Roger Hackstock: Bei der finanziellen Beteiligung an einer Gemeinschaftsanlage trägt man auch ein kleines Stück unternehmerisches Risiko mit, was den privaten Anlegern meist nicht bewusst ist. Natürlich ist erneuerbare Energie keine Risikotechnologie, man muss sich also keine allzu große Sorgen machen. Dennoch können Gesetzesänderungen oder Preisdumping am Markt den Errichtern solcher Anlagen ganz schön zusetzen, wie die Entwicklung in Deutschland in jüngster Zeit gezeigt hat. Es ist daher wichtig, dass die Geschäftsmodelle jenen möglichst viel Sicherheit bieten, die aus innerer Überzeugung investieren – darunter auch Mieter, die keine Möglichkeit zur Investition in eine eigene Anlage haben. Wenn sich immer mehr Mieter an Gemeinschaftsanlagen beteiligen oder Energie vom Dach ihres Mehrfamilienhauses beziehen, dann verhilft das der Energiewende zu einer noch breiteren gesellschaftlichen Akzeptanz, die wir für die nächsten Schritte brauchen.
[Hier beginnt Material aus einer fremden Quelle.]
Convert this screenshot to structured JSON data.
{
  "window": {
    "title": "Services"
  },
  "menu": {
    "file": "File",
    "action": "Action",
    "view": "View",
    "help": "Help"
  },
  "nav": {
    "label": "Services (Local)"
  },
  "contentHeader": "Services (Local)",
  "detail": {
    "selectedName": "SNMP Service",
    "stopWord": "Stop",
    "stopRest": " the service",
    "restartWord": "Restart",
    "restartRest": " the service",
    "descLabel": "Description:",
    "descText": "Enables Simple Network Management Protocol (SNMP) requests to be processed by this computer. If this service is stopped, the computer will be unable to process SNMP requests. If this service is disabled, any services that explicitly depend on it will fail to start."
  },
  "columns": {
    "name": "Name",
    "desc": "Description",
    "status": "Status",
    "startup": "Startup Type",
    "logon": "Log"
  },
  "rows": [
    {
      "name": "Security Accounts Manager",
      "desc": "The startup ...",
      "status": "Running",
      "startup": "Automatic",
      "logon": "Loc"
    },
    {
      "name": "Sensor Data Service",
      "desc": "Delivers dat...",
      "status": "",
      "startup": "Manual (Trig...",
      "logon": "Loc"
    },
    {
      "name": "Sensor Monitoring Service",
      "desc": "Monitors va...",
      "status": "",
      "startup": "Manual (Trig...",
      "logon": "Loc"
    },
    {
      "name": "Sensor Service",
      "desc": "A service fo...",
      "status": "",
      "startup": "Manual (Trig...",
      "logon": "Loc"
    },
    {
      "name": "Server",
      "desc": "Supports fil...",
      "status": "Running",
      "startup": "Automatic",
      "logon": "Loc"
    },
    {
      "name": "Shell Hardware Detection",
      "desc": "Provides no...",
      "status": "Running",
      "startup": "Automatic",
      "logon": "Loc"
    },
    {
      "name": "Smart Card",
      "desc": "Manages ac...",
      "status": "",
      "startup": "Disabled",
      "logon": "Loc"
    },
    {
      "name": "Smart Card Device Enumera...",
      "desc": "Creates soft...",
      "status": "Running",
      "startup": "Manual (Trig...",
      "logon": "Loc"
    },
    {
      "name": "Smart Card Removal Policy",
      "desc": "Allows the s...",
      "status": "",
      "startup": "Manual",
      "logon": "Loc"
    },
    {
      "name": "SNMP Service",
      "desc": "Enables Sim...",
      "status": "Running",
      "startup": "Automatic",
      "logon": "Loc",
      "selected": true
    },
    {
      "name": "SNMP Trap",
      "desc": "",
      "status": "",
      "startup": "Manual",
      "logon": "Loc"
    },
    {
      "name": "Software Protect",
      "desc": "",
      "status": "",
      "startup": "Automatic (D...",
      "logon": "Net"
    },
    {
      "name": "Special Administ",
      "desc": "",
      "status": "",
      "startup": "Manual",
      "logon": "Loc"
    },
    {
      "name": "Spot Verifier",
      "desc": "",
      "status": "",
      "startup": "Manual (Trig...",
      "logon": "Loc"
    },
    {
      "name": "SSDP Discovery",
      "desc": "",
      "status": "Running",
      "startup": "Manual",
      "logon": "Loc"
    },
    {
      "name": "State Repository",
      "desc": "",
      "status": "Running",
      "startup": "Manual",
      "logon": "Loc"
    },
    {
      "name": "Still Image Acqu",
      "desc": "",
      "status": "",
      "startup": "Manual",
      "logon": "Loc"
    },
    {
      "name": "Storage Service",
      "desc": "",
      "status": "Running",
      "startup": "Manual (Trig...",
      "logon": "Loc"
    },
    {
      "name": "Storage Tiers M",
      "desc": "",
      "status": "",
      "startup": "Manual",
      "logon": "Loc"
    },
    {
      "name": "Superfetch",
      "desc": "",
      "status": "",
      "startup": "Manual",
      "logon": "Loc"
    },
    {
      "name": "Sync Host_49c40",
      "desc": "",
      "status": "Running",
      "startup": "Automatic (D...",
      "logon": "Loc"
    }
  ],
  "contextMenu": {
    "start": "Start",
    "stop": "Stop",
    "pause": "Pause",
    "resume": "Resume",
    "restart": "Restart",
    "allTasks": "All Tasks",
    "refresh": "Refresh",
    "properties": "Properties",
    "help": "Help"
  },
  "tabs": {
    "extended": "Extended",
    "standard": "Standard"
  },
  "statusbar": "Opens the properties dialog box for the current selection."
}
Vielen Dank für das interessante Interview. Das macht ein wenig Mut aber man sieht, dass auch hier die Photovoltaik viel innovativer und offensiver vorgeht auch wenn die Regierung dieses Thema in der EEG Novelle nicht berücksichtigt hat und noch immer einiges an Unsicherheit im Markt herrscht. Im Mietrecht gibt es noch viel zu tun, damit das Investor- Nutzer- Dilemma nicht erhalten bleibt. Es gibt derzeit vor allem bei Wärme eben keinen Anreiz für den Investor eine Anlage zu bauen die günstige Betriebskosten ermöglicht. Hier müsste aber auch die Branche mit Vorschlägen an die Regierung herantreten. Hier vermisse ich ein wenig die Eigeninitiative, oder kriegen wir das nur nicht so richtig mit?